In question 3, the students will most likely need to have the concept of a dividend explained to them. (A dividend is part of a company’s profit that is paid to shareholders; see the definition on page 21 of the students’ book.) Investors are often given the choice of reinvesting their total dividend as new shares or taking the
dividend as money. Note that, in question 3b, Tavita has enough to buy only 11 shares because, although 11.55 rounds up to 12, in the context of this problem, Tavita does not receive enough to buy a twelfth share, so the answer must be rounded down.)
Mathematics and statistics
Question 1 is a simple division problem.

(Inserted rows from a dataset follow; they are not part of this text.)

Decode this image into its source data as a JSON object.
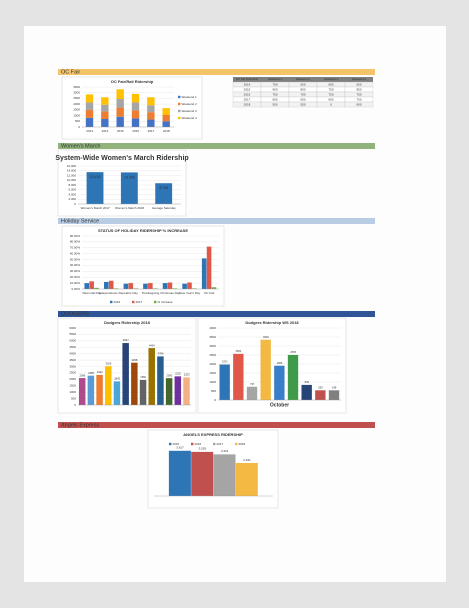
{
  "sections": [
    {
      "heading": "OC Fair",
      "band": "#f4c46a",
      "ink": "#c0392b",
      "chart": {
        "type": "stacked-bar",
        "title": "OC Fair/Rail Ridership",
        "categories": [
          "2013",
          "2014",
          "2015",
          "2016",
          "2017",
          "2018"
        ],
        "series": [
          {
            "name": "Weekend 1",
            "color": "#4472c4",
            "values": [
              800,
              700,
              900,
              750,
              650,
              500
            ]
          },
          {
            "name": "Weekend 2",
            "color": "#ed7d31",
            "values": [
              700,
              650,
              800,
              700,
              650,
              550
            ]
          },
          {
            "name": "Weekend 3",
            "color": "#a5a5a5",
            "values": [
              650,
              600,
              750,
              700,
              600,
              0
            ]
          },
          {
            "name": "Weekend 4",
            "color": "#ffc000",
            "values": [
              700,
              650,
              850,
              750,
              700,
              600
            ]
          }
        ],
        "ylim": [
          0,
          3500
        ],
        "yticks": [
          0,
          500,
          1000,
          1500,
          2000,
          2500,
          3000,
          3500
        ],
        "legend": "right"
      },
      "table": {
        "header": [
          "OC Fair Ridership",
          "Weekend 1",
          "Weekend 2",
          "Weekend 3",
          "Weekend 4"
        ],
        "rows": [
          [
            "2014",
            700,
            650,
            600,
            650
          ],
          [
            "2015",
            900,
            800,
            750,
            850
          ],
          [
            "2016",
            750,
            700,
            700,
            750
          ],
          [
            "2017",
            650,
            650,
            600,
            700
          ],
          [
            "2018",
            500,
            550,
            0,
            600
          ]
        ]
      }
    },
    {
      "heading": "Women's March",
      "band": "#8fb37a",
      "ink": "#333",
      "chart": {
        "type": "bar",
        "title": "System-Wide Women's March Ridership",
        "categories": [
          "Women's March 2017",
          "Women's March 2018",
          "Average Saturday"
        ],
        "series": [
          {
            "color": "#2e75b6",
            "values": [
              13418,
              13305,
              8748
            ],
            "value_labels": [
              "13,418",
              "13,305",
              "8,748"
            ]
          }
        ],
        "ylim": [
          0,
          16000
        ],
        "yticks": [
          0,
          {
            "value": 2000,
            "label": "2,000"
          },
          {
            "value": 4000,
            "label": "4,000"
          },
          {
            "value": 6000,
            "label": "6,000"
          },
          {
            "value": 8000,
            "label": "8,000"
          },
          {
            "value": 10000,
            "label": "10,000"
          },
          {
            "value": 12000,
            "label": "12,000"
          },
          {
            "value": 14000,
            "label": "14,000"
          },
          {
            "value": 16000,
            "label": "16,000"
          }
        ],
        "big_title": true,
        "labels_inside": true
      }
    },
    {
      "heading": "Holiday Service",
      "band": "#b8cce4",
      "ink": "#1f3864",
      "chart": {
        "type": "bar",
        "title": "STATUS OF HOLIDAY RIDERSHIP % INCREASE",
        "categories": [
          "Memorial Day",
          "Independence Day",
          "Labor Day",
          "Thanksgiving",
          "Christmas Day",
          "New Year's Day",
          "OC Fair"
        ],
        "series": [
          {
            "name": "2016",
            "color": "#2e75b6",
            "values": [
              10,
              12,
              9,
              9,
              10,
              9,
              52
            ]
          },
          {
            "name": "2017",
            "color": "#e0584a",
            "values": [
              13,
              14,
              10,
              10,
              11,
              11,
              72
            ]
          },
          {
            "name": "% Increase",
            "color": "#70ad47",
            "values": [
              2,
              1,
              1,
              1,
              1,
              1,
              3
            ]
          }
        ],
        "ylim": [
          0,
          90
        ],
        "yticks": [
          {
            "value": 0,
            "label": "0.00%"
          },
          {
            "value": 10,
            "label": "10.00%"
          },
          {
            "value": 20,
            "label": "20.00%"
          },
          {
            "value": 30,
            "label": "30.00%"
          },
          {
            "value": 40,
            "label": "40.00%"
          },
          {
            "value": 50,
            "label": "50.00%"
          },
          {
            "value": 60,
            "label": "60.00%"
          },
          {
            "value": 70,
            "label": "70.00%"
          },
          {
            "value": 80,
            "label": "80.00%"
          },
          {
            "value": 90,
            "label": "90.00%"
          }
        ],
        "legend": "bottom"
      }
    },
    {
      "heading": "DODGERS",
      "band": "#2f5597",
      "ink": "#ffffff",
      "charts": [
        {
          "type": "bar",
          "title": "Dodgers Ridership 2018",
          "series": [
            {
              "color": "#4472c4",
              "colors": [
                "#b04a8c",
                "#5b9bd5",
                "#ed7d31",
                "#ffc000",
                "#4ea6d8",
                "#264478",
                "#9e480e",
                "#636363",
                "#997300",
                "#255e91",
                "#43682b",
                "#7030a0",
                "#f4b183"
              ],
              "values": [
                2099,
                2285,
                2342,
                3026,
                1843,
                4827,
                3298,
                1950,
                4434,
                3786,
                2090,
                2232,
                2153
              ]
            }
          ],
          "ylim": [
            0,
            6000
          ],
          "yticks": [
            0,
            500,
            1000,
            1500,
            2000,
            2500,
            3000,
            3500,
            4000,
            4500,
            5000,
            5500,
            6000
          ],
          "data_labels": true
        },
        {
          "type": "bar",
          "title": "Dodgers Ridership WS 2018",
          "x_label": "October",
          "series": [
            {
              "color": "#4472c4",
              "colors": [
                "#2e75b6",
                "#e0584a",
                "#a5a5a5",
                "#f4b942",
                "#3a7dc9",
                "#3f9a4a",
                "#264478",
                "#c0504d",
                "#7f7f7f"
              ],
              "values": [
                1971,
                2562,
                737,
                3349,
                1905,
                2505,
                839,
                539,
                538
              ]
            }
          ],
          "ylim": [
            0,
            4000
          ],
          "yticks": [
            0,
            500,
            1000,
            1500,
            2000,
            2500,
            3000,
            3500,
            4000
          ],
          "data_labels": true
        }
      ]
    },
    {
      "heading": "Angels Express",
      "band": "#c0504d",
      "ink": "#ffffff",
      "chart": {
        "type": "bar",
        "title": "ANGELS EXPRESS RIDERSHIP",
        "categories": [
          null
        ],
        "series": [
          {
            "name": "2015",
            "color": "#2e75b6",
            "values": [
              3617
            ],
            "value_labels": [
              "3,617"
            ]
          },
          {
            "name": "2016",
            "color": "#c0504d",
            "values": [
              3529
            ],
            "value_labels": [
              "3,529"
            ]
          },
          {
            "name": "2017",
            "color": "#a5a5a5",
            "values": [
              3331
            ],
            "value_labels": [
              "3,331"
            ]
          },
          {
            "name": "2018",
            "color": "#f4b942",
            "values": [
              2641
            ],
            "value_labels": [
              "2,641"
            ]
          }
        ],
        "ylim": [
          0,
          4000
        ],
        "yticks": [],
        "legend": "top"
      }
    }
  ]
}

A good strategy is to recognise that 1 000 ÷ 2.5 is equivalent to 2 000 ÷ 5 (and also to 4 000 ÷ 10), which is 400 (shares). (See the table of NDP material on page 4.)
For question 2a, 400 x $2.77 is equivalent to 4 x $277. The students could solve this in a variety of ways, such as: 4 x 200 = 800, 4 x 70 = 280, 4 x 7 = 28, therefore 4 x 277 = 800 + 280 + 28 = 1 108; or: 2 x 250 = 500 and 2 x 27 = 54, therefore 4 x 250 = 1 000 and 4 x 27 = 108, therefore 4 x 277 = $1,108.

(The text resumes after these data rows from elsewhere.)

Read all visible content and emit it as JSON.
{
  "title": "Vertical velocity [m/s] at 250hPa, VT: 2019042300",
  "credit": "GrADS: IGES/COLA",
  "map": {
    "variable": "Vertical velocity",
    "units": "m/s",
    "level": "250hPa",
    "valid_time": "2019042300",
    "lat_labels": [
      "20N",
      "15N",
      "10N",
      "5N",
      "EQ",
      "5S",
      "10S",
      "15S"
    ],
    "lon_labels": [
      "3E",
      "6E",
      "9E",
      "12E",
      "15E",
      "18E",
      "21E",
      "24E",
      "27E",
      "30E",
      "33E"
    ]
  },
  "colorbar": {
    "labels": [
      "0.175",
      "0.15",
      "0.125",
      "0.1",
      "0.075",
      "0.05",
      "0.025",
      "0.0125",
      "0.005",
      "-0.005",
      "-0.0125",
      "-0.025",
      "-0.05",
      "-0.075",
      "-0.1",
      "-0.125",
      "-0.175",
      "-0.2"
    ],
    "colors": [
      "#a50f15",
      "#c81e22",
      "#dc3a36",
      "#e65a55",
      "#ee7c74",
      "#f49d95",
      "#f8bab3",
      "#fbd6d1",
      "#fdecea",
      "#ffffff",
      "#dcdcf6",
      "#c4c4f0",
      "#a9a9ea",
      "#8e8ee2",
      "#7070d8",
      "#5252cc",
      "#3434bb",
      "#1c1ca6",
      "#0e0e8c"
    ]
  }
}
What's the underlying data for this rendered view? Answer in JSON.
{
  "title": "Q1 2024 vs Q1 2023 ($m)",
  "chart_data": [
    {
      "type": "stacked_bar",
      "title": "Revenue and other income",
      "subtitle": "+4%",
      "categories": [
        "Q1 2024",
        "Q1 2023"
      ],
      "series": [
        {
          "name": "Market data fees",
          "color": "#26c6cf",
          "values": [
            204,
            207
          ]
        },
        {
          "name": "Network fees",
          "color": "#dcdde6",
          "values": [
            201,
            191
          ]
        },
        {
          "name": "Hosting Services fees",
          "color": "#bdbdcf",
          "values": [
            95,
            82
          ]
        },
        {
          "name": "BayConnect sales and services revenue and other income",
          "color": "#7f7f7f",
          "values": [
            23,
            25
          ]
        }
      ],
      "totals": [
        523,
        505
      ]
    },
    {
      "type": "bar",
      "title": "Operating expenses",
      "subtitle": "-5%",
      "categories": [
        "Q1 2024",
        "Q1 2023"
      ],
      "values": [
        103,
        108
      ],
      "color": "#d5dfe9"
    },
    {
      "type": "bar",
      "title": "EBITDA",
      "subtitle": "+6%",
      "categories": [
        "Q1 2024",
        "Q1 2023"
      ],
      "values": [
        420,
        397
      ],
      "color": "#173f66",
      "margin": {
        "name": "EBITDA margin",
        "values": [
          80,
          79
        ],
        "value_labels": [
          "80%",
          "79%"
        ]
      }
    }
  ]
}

Many students are very motivated by the idea of investing in the share market.
At the start of term, you could assign the students various sums of virtual money. Pairs of students (randomly assigned) are able to invest their “money” on the share market. Have students look in the financial pages of the newspaper to select how they will invest their money. It is useful to have outside visitors (for example, someone
from the local bank) come to discuss with students how to invest wisely. The investment is then “locked in” for the rest of the school term and the one following. At the end of that second term, students can find the value of their shares and calculate their gain (or loss).
Social Sciences Links
Social Sciences achievement objectives:
• Understand how people make decisions about access to and use of resources (Social Studies, level 3)
• Understand how producers and consumers exercise their rights and meet their responsibilities (Social Studies, level 4)
For Activity Two, the students could consider investigating the following questions: What rights and responsibilities does Tavita have as an investor (consumer of the stock exchange)? Who and what “protects” (governs) these rights and responsibilities?
Answers to Activities
1. a. The low-risk, low-return investment
b. After 2.5 years (5 rolls)
c. The high-risk, high-return investment
d. A dice roll of 1 decreases your investment by 25%, so you not only don’t get any
dividends, you may also end up with less money than you started with.
e. Answers may vary. In most cases, there is very little risk of losing your capital
investment, but although your capital may be safe, you won’t earn as much interest as on riskier investments. However, the advantages of feeling that your money is “safe” may outweigh the lower income from it.
2. Answers will vary, depending on the roll of the dice. Check your dice throw on the table below. (*The amounts in row 1 are the value of each investment after 6 months, year 6.)
A game simulating investment options, followed by discussion.
1.–2. Results and discussion will vary.
3. a. By throwing more 1s, you will either earn less money than you hoped or even lose money.
b. With each investment, you are more likely to earn money than to lose money. (There are three numbers on the dice where you earn money and only one number where you lose money.) However, with the highrisk, high-return plan, the risk of ending up with less money is elevated because of the high percentage involved. (With each individual roll, the risk of losing money is 1 in 6.)
1. 400 shares
2. a. $1,108
3. a. $32
b. 11 shares
• Answers will vary.
• If people invest in more than one company (possibly a mix of risk types), there is less chance of losing all your money if any one company fails. For example, if a high-risk investment loses money, you would most likely still have income from your low-risk investment.